Nessa tua ausência te esperam

sessenta e cinco fantasmas,

no plasma dos embaraços...

Teus próprios fantasmas geram,

na multidão das missivas,

sem encontrar teus abraços...

MOLDADURAS I

Até que ponto podes ter certeza

de que todo esse passado que recordas

realmente ocorreu? Ou, se concordas,

com uma fímbria de ti, uma esperteza

que se passa por real e cuja empresa

é a de substituir outro passado

que não te agrada?

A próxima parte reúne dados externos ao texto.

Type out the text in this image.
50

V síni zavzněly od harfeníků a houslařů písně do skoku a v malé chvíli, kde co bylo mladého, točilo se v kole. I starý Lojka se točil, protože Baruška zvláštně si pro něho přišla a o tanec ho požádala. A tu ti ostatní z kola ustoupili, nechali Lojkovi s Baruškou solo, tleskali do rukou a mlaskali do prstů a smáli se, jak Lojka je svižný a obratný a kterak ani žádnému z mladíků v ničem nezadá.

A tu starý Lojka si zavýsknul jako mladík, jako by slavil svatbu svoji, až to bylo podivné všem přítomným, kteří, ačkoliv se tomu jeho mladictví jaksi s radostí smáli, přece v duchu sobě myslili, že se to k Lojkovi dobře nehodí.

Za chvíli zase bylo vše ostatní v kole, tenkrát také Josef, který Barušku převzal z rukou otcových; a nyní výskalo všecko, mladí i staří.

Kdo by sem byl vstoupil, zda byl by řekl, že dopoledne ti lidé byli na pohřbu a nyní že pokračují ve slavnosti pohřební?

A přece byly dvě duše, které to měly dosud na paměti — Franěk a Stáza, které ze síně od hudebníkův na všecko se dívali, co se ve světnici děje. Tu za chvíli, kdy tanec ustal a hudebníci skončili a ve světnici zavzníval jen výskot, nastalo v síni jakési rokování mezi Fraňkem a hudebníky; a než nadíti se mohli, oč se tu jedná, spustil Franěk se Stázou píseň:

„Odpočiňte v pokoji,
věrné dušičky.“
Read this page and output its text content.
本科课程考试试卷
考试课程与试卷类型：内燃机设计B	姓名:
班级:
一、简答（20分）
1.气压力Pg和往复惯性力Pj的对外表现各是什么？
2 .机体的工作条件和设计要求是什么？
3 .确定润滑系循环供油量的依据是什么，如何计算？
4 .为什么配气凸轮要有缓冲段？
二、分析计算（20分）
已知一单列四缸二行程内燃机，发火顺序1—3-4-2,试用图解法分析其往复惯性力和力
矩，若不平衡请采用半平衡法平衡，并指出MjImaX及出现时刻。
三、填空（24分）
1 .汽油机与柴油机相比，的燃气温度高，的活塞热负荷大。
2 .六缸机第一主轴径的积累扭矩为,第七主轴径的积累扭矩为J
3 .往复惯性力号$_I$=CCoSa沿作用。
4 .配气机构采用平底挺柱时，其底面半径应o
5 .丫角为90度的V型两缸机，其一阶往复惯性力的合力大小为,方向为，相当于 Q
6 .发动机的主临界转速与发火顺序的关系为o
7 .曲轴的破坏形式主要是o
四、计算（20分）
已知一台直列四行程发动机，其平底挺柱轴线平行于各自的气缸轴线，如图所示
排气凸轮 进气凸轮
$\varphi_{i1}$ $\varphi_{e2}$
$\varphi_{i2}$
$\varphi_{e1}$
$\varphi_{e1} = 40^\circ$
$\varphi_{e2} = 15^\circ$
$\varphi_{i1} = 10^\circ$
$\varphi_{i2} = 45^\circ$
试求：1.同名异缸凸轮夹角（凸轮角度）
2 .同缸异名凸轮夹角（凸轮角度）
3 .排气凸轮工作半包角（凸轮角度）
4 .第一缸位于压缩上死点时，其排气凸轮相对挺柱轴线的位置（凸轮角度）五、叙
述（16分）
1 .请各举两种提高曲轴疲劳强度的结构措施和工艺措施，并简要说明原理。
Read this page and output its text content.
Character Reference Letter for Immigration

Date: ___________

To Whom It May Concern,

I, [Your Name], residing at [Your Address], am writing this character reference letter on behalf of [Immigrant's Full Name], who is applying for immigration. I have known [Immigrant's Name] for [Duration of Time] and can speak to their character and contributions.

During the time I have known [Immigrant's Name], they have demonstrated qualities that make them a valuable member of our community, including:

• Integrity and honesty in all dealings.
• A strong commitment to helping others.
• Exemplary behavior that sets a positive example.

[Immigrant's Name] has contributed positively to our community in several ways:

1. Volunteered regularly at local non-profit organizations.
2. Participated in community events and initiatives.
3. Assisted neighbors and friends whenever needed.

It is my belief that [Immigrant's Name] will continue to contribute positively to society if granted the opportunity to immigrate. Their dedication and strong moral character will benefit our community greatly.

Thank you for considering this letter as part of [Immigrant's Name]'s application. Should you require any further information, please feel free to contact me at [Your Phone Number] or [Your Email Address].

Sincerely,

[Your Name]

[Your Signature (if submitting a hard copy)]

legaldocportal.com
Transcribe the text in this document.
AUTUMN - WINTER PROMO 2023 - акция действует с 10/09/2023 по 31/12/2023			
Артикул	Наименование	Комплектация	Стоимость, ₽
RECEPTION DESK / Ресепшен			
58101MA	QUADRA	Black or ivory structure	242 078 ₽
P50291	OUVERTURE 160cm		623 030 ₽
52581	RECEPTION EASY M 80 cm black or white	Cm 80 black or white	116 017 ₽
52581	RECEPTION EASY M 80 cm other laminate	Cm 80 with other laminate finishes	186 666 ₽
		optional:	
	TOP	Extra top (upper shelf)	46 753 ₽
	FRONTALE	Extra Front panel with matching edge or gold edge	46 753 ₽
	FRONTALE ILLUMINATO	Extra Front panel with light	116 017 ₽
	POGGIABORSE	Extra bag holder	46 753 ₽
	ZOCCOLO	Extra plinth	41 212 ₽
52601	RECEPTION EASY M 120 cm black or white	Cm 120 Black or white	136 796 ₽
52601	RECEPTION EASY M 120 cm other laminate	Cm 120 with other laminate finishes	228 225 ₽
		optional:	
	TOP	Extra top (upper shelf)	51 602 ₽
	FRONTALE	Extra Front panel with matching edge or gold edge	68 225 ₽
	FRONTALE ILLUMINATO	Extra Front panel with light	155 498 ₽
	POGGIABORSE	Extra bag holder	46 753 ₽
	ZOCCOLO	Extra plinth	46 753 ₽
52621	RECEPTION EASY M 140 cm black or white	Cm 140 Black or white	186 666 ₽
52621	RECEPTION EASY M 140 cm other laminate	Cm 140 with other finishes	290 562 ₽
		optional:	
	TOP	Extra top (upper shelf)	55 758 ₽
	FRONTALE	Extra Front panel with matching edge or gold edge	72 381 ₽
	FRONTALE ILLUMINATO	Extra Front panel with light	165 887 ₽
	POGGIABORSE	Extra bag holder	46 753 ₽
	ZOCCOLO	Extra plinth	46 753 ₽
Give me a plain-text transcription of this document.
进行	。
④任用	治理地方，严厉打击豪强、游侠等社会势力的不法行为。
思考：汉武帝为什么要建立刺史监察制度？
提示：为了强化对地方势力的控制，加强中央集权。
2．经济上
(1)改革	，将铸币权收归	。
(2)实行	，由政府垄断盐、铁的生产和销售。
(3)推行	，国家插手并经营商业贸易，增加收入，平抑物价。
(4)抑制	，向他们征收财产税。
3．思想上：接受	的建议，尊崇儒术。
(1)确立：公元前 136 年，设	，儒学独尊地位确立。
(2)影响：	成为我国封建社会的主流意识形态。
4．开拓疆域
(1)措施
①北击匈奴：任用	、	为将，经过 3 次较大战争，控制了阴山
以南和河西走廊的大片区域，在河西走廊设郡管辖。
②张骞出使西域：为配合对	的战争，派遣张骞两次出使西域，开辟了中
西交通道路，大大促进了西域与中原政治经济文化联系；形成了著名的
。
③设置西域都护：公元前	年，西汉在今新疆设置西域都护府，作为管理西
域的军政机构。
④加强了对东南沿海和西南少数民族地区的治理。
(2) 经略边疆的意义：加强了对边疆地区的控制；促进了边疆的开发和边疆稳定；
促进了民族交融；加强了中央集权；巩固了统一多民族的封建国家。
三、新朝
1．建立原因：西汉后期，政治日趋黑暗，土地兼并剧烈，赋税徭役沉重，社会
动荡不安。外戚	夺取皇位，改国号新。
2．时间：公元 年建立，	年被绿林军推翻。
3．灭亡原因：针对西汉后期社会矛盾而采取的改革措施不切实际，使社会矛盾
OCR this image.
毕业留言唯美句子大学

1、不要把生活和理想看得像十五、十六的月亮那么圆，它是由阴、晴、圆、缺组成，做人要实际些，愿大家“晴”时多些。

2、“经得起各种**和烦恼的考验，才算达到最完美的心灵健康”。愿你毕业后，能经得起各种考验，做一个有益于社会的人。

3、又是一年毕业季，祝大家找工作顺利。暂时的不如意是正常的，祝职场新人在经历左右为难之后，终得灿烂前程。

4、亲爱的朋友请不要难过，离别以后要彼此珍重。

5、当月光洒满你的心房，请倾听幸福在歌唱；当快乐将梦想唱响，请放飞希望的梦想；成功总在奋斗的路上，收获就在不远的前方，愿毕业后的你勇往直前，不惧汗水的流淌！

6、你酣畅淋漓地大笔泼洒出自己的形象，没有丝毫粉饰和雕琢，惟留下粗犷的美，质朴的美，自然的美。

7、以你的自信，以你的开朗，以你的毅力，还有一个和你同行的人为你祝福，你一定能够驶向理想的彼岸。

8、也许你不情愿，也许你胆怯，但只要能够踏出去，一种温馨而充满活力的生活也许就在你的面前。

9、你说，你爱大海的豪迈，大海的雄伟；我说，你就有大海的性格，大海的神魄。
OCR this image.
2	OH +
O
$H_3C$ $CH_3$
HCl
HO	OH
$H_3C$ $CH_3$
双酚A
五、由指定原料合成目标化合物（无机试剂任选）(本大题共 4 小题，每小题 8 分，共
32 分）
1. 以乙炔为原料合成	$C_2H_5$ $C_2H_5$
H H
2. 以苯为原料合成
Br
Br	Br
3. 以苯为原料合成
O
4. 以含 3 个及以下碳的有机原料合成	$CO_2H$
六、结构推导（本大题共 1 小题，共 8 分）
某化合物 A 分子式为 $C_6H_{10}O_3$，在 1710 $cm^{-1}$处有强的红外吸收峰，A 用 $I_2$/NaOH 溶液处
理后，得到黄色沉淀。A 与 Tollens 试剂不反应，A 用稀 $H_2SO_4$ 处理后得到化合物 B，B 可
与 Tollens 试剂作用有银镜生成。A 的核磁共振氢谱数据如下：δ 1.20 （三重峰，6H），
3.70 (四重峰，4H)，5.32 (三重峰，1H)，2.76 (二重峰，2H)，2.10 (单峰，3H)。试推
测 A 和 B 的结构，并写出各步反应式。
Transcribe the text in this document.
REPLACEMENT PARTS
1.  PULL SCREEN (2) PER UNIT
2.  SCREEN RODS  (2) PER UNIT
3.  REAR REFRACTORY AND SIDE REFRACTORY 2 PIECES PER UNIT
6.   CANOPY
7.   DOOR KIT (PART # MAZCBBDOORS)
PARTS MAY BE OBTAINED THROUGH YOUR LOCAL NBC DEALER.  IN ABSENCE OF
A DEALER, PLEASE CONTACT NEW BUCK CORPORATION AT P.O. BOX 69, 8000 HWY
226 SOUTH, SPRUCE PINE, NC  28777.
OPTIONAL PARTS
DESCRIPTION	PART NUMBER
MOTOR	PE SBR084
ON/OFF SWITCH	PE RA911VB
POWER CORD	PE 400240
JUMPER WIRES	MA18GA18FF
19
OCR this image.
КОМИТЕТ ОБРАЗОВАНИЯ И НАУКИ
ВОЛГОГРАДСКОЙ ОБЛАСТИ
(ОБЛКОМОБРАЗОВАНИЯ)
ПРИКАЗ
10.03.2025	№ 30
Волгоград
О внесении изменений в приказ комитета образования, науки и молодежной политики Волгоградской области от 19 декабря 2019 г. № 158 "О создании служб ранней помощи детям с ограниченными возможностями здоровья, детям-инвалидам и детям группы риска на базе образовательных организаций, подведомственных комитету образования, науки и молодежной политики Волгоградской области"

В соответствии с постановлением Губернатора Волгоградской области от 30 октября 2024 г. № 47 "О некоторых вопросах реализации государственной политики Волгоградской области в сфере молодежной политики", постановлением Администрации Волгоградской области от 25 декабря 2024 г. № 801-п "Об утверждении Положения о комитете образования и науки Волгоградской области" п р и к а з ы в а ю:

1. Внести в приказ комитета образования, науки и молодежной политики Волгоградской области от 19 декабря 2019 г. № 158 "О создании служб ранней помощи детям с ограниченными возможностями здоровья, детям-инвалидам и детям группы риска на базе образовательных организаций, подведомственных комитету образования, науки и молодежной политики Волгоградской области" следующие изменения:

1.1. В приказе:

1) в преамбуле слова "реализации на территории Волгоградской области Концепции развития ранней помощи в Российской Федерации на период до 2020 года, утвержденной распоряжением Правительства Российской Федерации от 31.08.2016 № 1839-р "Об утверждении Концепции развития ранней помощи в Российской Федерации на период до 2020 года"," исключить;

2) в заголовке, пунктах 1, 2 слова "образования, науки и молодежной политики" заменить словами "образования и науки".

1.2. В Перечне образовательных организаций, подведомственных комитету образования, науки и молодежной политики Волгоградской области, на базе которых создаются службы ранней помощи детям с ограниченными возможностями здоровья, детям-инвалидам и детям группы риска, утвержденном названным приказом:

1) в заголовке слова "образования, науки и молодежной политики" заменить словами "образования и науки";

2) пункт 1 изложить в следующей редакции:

Um tempo descuidado

em que essa mônada não estava acesa,

mas embaçada, desvão de uma memória,

apenas advertida, a qual queremos

que saia à luz, para a outra dominar?

Assim se passa toda a nossa história:

lembramos muito mais o que perdemos,

que nosso eu verdadeiro e singular.

MOLDADURAS II

De tanto repetirmos tal mentira,

até para nós mesmos se reveste

de foros de verdade; e dentro deste

cenário enganador que nos revira

passamos a viver caracteres

diversos dos antigos que já fomos:

convencemos a nós próprios; e nos pomos

como um exemplo real, estranhos seres

que impomos lentamente aos circunstantes,

depois de superpostos a nós mesmos:

somos assim, porque assim modificamos

o que fomos um dia; e delirantes

fantasmas nos tornamos, ensimesmos,

com que o mundo e nossa mente dominamos.

MOLDADURAS III

Eu buscarei apenas, neste instante,

desencadear meus novos avatares,

se algum de fato corresponde a esgares

da personalidade de outro avante.

Eu nem mais sei qual a mônada constante

ou qual portal me trouxe a estes buscares.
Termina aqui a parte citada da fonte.